CWU Deputy General Secretary Terry Pullinger said workers are fighting for a “no string, real-terms pay rise” and said the union “won’t be backing down until we get just that”.
He said: “Those managing Royal Mail Group are treating our members with contempt by imposing such a minimal amount.
“Royal Mail Group have failed to recognise the strength of feeling and have clearly lost the dressing room on pay, so they have left us with no choice but to fight.
“Our members deserve a pay rise that rewards their fantastic achievements in keeping the country connected during the pandemic, but also helps them keep up during this current economic crisis.
Speaking at the announcement of the successful Royal Mail strike ballot last month, CWU leadership said that directors at the company should take the overwhelming support for strike action as a de-facto vote of no confidence and resign.

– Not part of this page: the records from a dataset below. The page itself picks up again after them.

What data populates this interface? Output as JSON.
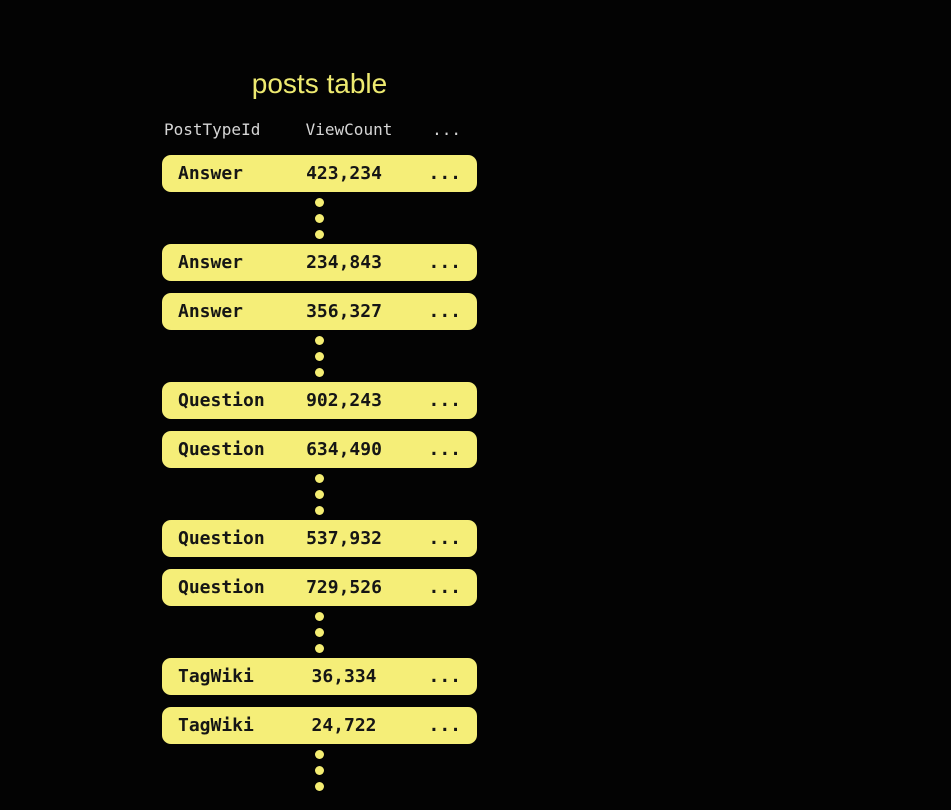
{
  "title": "posts table",
  "colors": {
    "background": "#030303",
    "row_fill": "#f5ee78",
    "row_text": "#151515",
    "title_text": "#eeea70",
    "header_text": "#d6d6d6",
    "dot_fill": "#f4ed72"
  },
  "table": {
    "columns": [
      "PostTypeId",
      "ViewCount",
      "..."
    ],
    "ellipsis": "...",
    "rows": [
      {
        "kind": "row",
        "post_type": "Answer",
        "view_count": "423,234"
      },
      {
        "kind": "dots"
      },
      {
        "kind": "row",
        "post_type": "Answer",
        "view_count": "234,843"
      },
      {
        "kind": "row",
        "post_type": "Answer",
        "view_count": "356,327"
      },
      {
        "kind": "dots"
      },
      {
        "kind": "row",
        "post_type": "Question",
        "view_count": "902,243"
      },
      {
        "kind": "row",
        "post_type": "Question",
        "view_count": "634,490"
      },
      {
        "kind": "dots"
      },
      {
        "kind": "row",
        "post_type": "Question",
        "view_count": "537,932"
      },
      {
        "kind": "row",
        "post_type": "Question",
        "view_count": "729,526"
      },
      {
        "kind": "dots"
      },
      {
        "kind": "row",
        "post_type": "TagWiki",
        "view_count": "36,334"
      },
      {
        "kind": "row",
        "post_type": "TagWiki",
        "view_count": "24,722"
      },
      {
        "kind": "dots"
      }
    ]
  }
}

Survation found that a majority of people, 62%, support the idea that workers should be able to hold votes of no confidence in their senior directors and chief executives, with 21% opposing the idea.
Public back inflation-matching pay rises and higher taxes for the rich
The Enough is Enough campaign, which was launched by a number of trade unions and community organisations earlier this month, has already seen half a million people sign up as members.
The group say they will organise and coordinate action across the labour movement to try and exert pressure on politicians and bring about change, with five key goals in mind.
New polling carried out by Survation shows each of these five goals enjoy overwhelming public support.
Based on a survey of 2,005 people from across the country, Survation found the following:
- Pay should rise in line with the cost-of-living: Agree 76%; Disagree 7%; Unsure 14%; Don’t Know 3%
- Cut energy bills: Agree 84%; Disagree 4%; Unsure 10%; Don’t Know 2%
- End food poverty: Agree 83%; Disagree 4%; Unsure 11%; Don’t Know 2%
- Decent homes for all: Agree 78%; Disagree 4%; Unsure 16%; Don’t Know 2%
- Tax the rich more: Agree 72%; Disagree 8%; Unsure 17%; Don’t Know 3%
Commenting on the results, Ward said working people will no longer tolerate “attack after attack on our living standards”.
He said: “It’s time for Westminster to listen. For years, we have taken attack after attack on our living standards.
“We won’t tolerate it anymore. We demand dignity in work, security in our lives and respect from those we elect.
“And if we don’t get it, we are prepared to build a mass national campaign to boot them out and change this country for the better.”